Science is proceeding at an extraordinary pace. I mean, if you felt the story of life was in a book and you’ve got to read to chapter 25 and then you’ve learnt it, how boring would that be? It’s continuous discovery and exciting revelation.

I relax on trips with books. I’m currently reading a biography of an extraordinary Newcastle wood engraver called Thomas Bewick, who was a very important figure in ornithology in the 19th century. I used to take a lot of music with me, but I don’t do that so much now.

I would have liked to have seen a marsupial wolf or the dodo.

David Attenborough

I also think rather more than I used to. Sometimes it feels you’re almost afraid to think these days, as there are so many things to divert you. I often see younger people wearing headphones and I think, ‘When do they think?’ How can you be alone with your thoughts and work things out if you’ve constantly got rhythms going into your head or you’re always looking at your iPad? When do you have time to think or to talk to other people?
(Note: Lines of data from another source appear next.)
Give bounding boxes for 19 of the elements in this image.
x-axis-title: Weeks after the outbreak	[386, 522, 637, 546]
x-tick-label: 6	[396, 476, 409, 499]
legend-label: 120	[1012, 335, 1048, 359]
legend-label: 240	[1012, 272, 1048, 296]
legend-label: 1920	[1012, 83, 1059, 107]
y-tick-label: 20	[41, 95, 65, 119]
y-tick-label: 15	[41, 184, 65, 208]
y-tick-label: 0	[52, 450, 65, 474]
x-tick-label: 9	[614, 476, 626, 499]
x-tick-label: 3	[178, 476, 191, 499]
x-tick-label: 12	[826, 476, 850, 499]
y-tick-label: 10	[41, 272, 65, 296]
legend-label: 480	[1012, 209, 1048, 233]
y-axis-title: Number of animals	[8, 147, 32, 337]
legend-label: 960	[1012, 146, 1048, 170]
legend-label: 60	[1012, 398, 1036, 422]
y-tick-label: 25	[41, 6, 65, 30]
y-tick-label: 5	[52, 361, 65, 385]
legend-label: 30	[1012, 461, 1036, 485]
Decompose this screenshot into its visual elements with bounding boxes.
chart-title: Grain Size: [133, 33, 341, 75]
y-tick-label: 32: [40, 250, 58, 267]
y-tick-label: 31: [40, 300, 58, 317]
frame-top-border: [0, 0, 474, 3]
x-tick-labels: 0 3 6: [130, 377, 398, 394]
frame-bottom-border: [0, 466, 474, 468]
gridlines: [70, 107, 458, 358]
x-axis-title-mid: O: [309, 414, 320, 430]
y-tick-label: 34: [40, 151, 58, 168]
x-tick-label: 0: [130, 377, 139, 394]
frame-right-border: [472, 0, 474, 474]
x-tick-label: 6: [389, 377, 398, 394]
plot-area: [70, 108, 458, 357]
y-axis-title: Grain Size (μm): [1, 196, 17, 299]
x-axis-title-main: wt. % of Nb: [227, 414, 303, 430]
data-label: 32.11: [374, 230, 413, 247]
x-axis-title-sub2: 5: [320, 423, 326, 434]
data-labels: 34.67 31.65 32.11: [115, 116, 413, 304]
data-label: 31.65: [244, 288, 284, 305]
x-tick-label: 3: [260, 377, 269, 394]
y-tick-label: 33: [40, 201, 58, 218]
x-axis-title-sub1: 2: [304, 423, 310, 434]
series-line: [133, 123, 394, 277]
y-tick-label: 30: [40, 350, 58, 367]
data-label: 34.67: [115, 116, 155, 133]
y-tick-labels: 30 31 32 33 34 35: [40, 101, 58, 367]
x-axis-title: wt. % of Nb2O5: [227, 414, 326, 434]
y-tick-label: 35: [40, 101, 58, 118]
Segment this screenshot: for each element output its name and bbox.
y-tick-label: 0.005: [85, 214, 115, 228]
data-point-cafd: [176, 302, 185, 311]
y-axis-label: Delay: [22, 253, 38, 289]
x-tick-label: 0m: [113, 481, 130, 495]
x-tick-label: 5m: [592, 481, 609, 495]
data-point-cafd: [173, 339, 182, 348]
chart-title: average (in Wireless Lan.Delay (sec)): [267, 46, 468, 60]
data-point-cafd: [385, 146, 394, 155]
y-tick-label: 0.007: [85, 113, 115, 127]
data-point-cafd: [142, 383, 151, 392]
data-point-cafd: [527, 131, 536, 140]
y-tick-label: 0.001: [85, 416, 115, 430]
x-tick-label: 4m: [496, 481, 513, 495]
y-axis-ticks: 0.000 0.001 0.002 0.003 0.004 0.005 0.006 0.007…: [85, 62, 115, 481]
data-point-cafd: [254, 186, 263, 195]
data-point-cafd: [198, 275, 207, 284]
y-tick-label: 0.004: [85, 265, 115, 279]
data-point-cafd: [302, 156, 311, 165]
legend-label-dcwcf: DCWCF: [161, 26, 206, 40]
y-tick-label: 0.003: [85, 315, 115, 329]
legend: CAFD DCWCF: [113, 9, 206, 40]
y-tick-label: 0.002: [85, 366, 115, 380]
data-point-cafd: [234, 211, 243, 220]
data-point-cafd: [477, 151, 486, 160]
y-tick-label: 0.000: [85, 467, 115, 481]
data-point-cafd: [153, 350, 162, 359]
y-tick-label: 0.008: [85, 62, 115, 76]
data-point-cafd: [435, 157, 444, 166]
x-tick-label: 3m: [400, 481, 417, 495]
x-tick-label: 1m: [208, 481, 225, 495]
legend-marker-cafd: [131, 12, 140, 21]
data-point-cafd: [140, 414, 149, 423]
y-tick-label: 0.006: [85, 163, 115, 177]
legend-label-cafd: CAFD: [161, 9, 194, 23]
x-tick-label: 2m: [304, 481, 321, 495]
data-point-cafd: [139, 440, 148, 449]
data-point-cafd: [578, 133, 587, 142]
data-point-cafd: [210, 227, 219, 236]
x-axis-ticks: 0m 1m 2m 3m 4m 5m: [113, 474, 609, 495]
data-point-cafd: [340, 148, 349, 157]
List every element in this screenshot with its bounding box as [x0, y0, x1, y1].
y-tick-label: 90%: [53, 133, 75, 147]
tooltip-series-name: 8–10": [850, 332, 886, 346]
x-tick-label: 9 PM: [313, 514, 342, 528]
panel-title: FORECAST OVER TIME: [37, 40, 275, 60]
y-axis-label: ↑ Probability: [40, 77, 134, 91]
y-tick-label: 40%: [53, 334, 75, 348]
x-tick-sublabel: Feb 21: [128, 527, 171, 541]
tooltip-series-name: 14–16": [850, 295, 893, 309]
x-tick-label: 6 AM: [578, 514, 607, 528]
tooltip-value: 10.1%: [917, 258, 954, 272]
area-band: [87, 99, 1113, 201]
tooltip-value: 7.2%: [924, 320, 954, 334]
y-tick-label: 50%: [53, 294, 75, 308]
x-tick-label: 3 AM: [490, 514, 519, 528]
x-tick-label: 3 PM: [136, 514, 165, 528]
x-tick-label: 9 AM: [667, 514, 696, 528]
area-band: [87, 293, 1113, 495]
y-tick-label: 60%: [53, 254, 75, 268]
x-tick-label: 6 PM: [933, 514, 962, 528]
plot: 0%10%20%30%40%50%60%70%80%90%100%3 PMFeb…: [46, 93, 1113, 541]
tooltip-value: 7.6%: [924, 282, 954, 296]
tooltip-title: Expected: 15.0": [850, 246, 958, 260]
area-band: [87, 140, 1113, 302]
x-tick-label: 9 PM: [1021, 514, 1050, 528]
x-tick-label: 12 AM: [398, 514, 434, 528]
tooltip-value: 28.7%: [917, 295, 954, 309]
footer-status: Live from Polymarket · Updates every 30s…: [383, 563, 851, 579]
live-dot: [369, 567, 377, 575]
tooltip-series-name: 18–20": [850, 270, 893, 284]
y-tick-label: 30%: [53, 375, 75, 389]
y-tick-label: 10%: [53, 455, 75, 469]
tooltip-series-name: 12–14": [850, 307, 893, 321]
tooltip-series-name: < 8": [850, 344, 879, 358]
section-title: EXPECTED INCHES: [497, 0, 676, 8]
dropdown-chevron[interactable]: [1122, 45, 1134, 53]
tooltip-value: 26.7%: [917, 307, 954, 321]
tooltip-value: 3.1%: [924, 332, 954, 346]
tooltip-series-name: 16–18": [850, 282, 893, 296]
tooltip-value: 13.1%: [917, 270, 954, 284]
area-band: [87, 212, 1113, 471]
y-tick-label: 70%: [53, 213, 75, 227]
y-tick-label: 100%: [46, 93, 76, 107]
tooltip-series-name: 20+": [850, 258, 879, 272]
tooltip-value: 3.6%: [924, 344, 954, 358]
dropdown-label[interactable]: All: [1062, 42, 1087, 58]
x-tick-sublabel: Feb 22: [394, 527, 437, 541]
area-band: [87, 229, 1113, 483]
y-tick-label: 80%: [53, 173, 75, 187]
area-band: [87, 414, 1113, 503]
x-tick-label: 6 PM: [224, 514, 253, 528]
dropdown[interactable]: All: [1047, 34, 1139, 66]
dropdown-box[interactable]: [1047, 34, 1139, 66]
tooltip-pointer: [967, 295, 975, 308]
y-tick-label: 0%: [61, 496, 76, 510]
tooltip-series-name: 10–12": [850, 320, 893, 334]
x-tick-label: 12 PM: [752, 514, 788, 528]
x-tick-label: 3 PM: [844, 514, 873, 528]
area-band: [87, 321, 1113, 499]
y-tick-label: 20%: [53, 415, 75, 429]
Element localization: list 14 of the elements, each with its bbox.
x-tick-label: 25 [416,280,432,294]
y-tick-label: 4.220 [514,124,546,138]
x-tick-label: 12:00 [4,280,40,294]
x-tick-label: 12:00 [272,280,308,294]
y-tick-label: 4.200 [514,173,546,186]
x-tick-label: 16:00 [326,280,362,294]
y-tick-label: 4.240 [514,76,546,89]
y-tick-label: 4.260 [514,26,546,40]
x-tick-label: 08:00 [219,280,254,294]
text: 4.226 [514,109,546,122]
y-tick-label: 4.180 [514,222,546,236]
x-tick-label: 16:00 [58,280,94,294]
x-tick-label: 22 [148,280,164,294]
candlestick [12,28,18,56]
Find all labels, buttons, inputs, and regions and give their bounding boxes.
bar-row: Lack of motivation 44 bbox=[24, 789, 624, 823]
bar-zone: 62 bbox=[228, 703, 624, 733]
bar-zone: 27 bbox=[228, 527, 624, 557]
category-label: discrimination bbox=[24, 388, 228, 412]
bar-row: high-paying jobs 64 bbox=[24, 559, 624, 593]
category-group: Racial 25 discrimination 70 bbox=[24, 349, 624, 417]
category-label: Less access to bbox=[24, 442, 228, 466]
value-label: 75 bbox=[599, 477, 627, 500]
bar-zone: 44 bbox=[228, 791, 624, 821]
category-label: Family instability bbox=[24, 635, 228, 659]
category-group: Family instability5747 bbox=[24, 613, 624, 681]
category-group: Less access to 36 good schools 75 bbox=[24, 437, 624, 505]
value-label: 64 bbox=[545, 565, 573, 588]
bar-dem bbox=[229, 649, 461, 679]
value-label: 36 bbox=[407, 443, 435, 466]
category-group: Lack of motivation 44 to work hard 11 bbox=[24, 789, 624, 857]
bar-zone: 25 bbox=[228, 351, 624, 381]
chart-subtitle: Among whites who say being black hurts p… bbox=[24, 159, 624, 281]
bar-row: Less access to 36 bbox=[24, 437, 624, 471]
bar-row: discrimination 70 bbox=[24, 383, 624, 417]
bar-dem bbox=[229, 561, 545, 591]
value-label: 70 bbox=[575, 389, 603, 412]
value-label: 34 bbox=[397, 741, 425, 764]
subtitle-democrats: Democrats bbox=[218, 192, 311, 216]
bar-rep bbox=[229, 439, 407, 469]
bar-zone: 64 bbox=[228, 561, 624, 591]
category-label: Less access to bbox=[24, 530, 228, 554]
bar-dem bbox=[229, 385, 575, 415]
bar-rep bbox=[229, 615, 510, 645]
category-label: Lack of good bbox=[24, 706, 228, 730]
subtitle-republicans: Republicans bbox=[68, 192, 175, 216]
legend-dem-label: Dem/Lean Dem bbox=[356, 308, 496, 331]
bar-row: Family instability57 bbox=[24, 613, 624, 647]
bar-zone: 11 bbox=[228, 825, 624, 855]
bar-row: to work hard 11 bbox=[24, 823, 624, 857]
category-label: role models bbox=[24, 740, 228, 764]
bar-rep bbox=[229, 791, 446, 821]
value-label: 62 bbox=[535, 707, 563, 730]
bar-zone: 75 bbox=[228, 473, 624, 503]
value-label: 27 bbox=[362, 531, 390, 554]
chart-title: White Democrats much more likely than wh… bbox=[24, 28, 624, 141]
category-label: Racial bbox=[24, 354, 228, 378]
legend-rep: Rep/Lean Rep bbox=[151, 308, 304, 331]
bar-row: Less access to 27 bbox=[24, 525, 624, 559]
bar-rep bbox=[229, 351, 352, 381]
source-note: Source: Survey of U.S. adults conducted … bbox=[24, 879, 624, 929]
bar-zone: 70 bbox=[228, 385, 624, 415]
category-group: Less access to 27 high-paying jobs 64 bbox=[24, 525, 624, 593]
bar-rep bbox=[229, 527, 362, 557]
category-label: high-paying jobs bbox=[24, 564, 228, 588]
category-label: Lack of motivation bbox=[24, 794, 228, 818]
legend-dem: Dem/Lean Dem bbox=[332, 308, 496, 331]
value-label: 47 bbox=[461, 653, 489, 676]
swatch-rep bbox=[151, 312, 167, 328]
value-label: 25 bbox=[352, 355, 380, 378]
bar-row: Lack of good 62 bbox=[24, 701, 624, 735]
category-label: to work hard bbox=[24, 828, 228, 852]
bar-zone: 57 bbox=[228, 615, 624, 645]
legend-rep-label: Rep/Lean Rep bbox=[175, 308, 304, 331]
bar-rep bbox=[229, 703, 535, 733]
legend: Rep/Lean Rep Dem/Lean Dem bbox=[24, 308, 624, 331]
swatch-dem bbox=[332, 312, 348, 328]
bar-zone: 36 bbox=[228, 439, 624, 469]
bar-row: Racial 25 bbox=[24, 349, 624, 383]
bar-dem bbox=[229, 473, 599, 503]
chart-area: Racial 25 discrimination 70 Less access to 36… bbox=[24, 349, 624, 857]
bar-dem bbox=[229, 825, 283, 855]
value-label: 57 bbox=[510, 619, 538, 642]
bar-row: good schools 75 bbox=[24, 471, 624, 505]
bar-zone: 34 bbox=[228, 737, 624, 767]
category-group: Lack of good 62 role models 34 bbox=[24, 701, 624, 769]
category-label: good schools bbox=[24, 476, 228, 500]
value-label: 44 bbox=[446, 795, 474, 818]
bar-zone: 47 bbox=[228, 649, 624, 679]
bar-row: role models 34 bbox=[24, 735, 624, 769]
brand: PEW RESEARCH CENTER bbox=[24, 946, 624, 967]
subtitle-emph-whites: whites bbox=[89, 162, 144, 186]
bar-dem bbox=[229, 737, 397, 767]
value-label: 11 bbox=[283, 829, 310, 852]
If I have to fly, I always leave the house with a slight ‘here we go again’ feeling. I don’t get on an airplane with the excitement of sitting in a seat for another 14 hours. The best you can do is to shut your eyes and pretend it’s not happening and wait for it to be over. But soon enough I’ll be out there watching meerkats coming out of their burrows as the sun comes up over the Kalahari Desert, and I think, how can I be so lucky?

I was never much of a diver. I can dive in tanks and so on. When you dive alongside really good divers, you realise how inadequate you are, and I don’t dive much now – I snorkel.

We haven’t lost a major species in my lifetime, but there are a number that are very rare and some that have been reduced to a handful.There’s a bird in New Zealand called the kakapo, which is a flightless giant parrot; I think we were down to just three females. Because people care, that immediate danger has gone, but it’s still a very rare bird. I would have liked to have seen a marsupial wolf or the dodo, but that’s just me being inquisitive.